L’Italia si conferma anche nel 2025 il primo produttore mondiale di vino con 47,3 milioni di ettolitri, al gradino più alto di un podio che vede la Francia seconda (35,9 milioni di ettolitri), e la Spagna (29,4) in terza posizione. Gli stessi Paesi sono anche i maggiori esportatori a livello di valore: in questo caso sono i transalpini in testa in rappresentanza del 32,9% del totale, seguiti dal Belpaese al 22% e dagli iberici all’8,2%. È quanto rivela l’Ufficio Studi di Sace, l’Export Credit Agency italiana partecipata dal Ministero dell’Economia, che alla vigilia di Vinitaly 2026 a Verona (Veronafiere, 12-15 aprile) ha realizzato il Focus On “Settore Vino”, un’analisi che scatta una fotografia e riassume i trend del vino italiano e sull’export del settore.
Esportazioni che per lo Stivale, nel 2025, sono state in contrazione del -3,7% per un totale di 7,8 miliardi di euro (come del resto già analizzato da WineNews su dati Istat) con Stati Uniti, Germania e Regno Unito a rappresentare i principali mercati di destinazione, che, insieme, valgono il 49% dell’export.

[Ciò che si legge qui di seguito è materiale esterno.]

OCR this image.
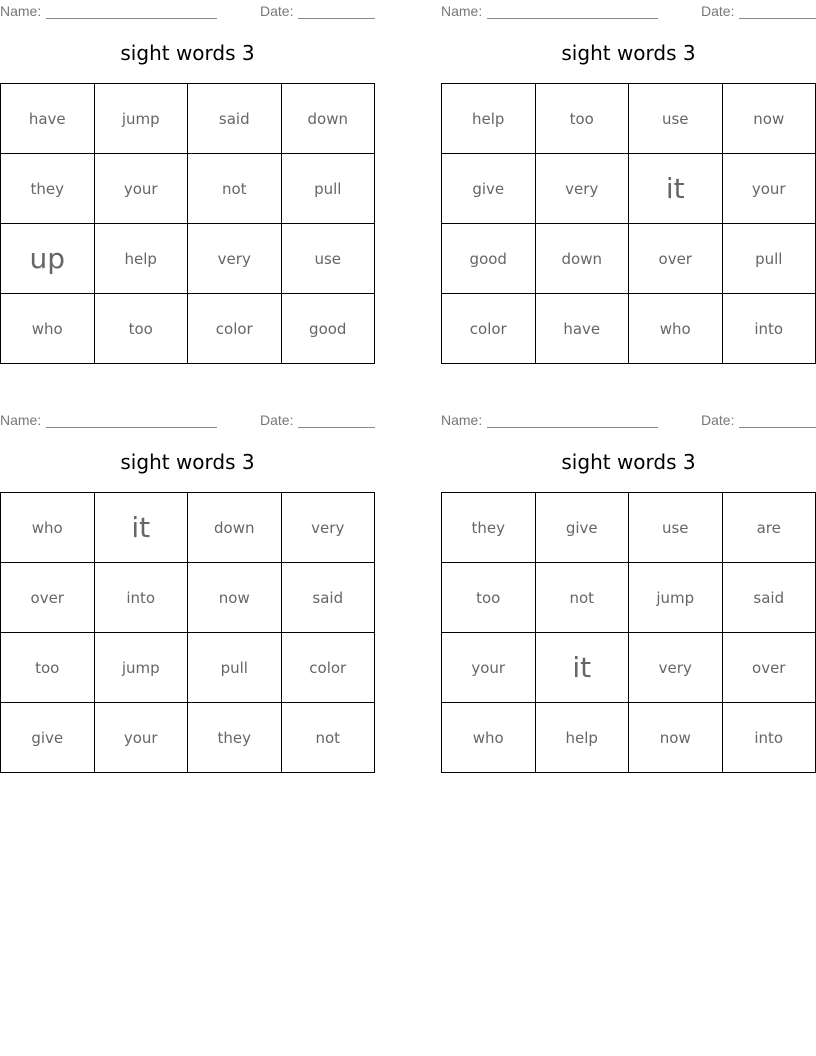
Name:	Date:
sight words 3
have	jump	said	down
they	your	not	pull
up	help	very	use
who	too	color	good
Name:	Date:
sight words 3
help	too	use	now
give	very	it	your
good	down	over	pull
color	have	who	into
Name:	Date:
sight words 3
who	it	down	very
over	into	now	said
too	jump	pull	color
give	your	they	not
Name:	Date:
sight words 3
they	give	use	are
too	not	jump	said
your	it	very	over
who	help	now	into
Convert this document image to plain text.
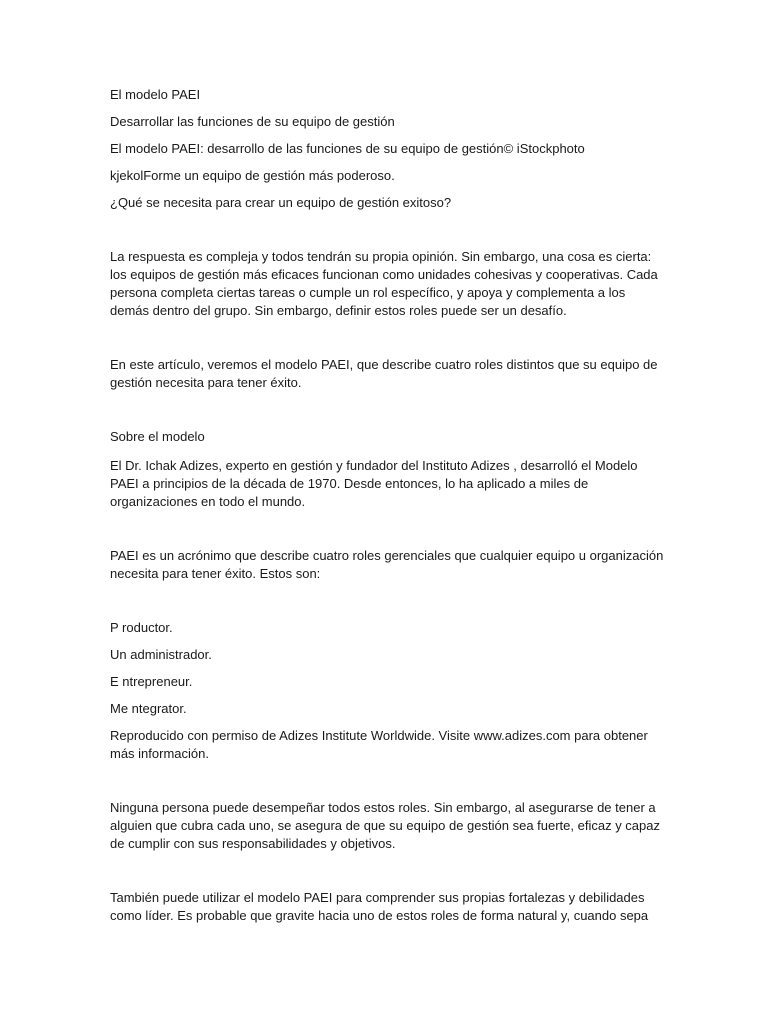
El modelo PAEI

Desarrollar las funciones de su equipo de gestión

El modelo PAEI: desarrollo de las funciones de su equipo de gestión© iStockphoto

kjekolForme un equipo de gestión más poderoso.

¿Qué se necesita para crear un equipo de gestión exitoso?

La respuesta es compleja y todos tendrán su propia opinión. Sin embargo, una cosa es cierta:

los equipos de gestión más eficaces funcionan como unidades cohesivas y cooperativas. Cada

persona completa ciertas tareas o cumple un rol específico, y apoya y complementa a los

demás dentro del grupo. Sin embargo, definir estos roles puede ser un desafío.

En este artículo, veremos el modelo PAEI, que describe cuatro roles distintos que su equipo de

gestión necesita para tener éxito.

Sobre el modelo

El Dr. Ichak Adizes, experto en gestión y fundador del Instituto Adizes , desarrolló el Modelo

PAEI a principios de la década de 1970. Desde entonces, lo ha aplicado a miles de

organizaciones en todo el mundo.

PAEI es un acrónimo que describe cuatro roles gerenciales que cualquier equipo u organización

necesita para tener éxito. Estos son:

P roductor.

Un administrador.

E ntrepreneur.

Me ntegrator.

Reproducido con permiso de Adizes Institute Worldwide. Visite www.adizes.com para obtener

más información.

Ninguna persona puede desempeñar todos estos roles. Sin embargo, al asegurarse de tener a

alguien que cubra cada uno, se asegura de que su equipo de gestión sea fuerte, eficaz y capaz

de cumplir con sus responsabilidades y objetivos.

También puede utilizar el modelo PAEI para comprender sus propias fortalezas y debilidades

como líder. Es probable que gravite hacia uno de estos roles de forma natural y, cuando sepa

Secondo il report Sace, 1 prodotto alimentare italiano su 5 che varca i confini nazionali è vino, che sia bianco, rosso e rosé, spumante o di altra tipologia, e si affaccia sempre più anche su mercati emergenti come l’Est Europa - dove le vendite di vino italiano sono state positive in Polonia, Repubblica Ceca, Romania, Bulgaria e nelle vicine Croazia e Slovenia - così come in Brasile e Vietnam, dove ancora i valori sono relativamente più contenuti, ma comunque in crescita.
È il Veneto a guidare le esportazioni enoiche tricolore con 2,9 miliardi di euro, confermandosi saldamente al vertice delle regioni italiane, e più che raddoppiando il valore esportato dalla Toscana e dal Piemonte, che seguono con 1,2 miliardi di euro (seppur in lieve calo sul 2024).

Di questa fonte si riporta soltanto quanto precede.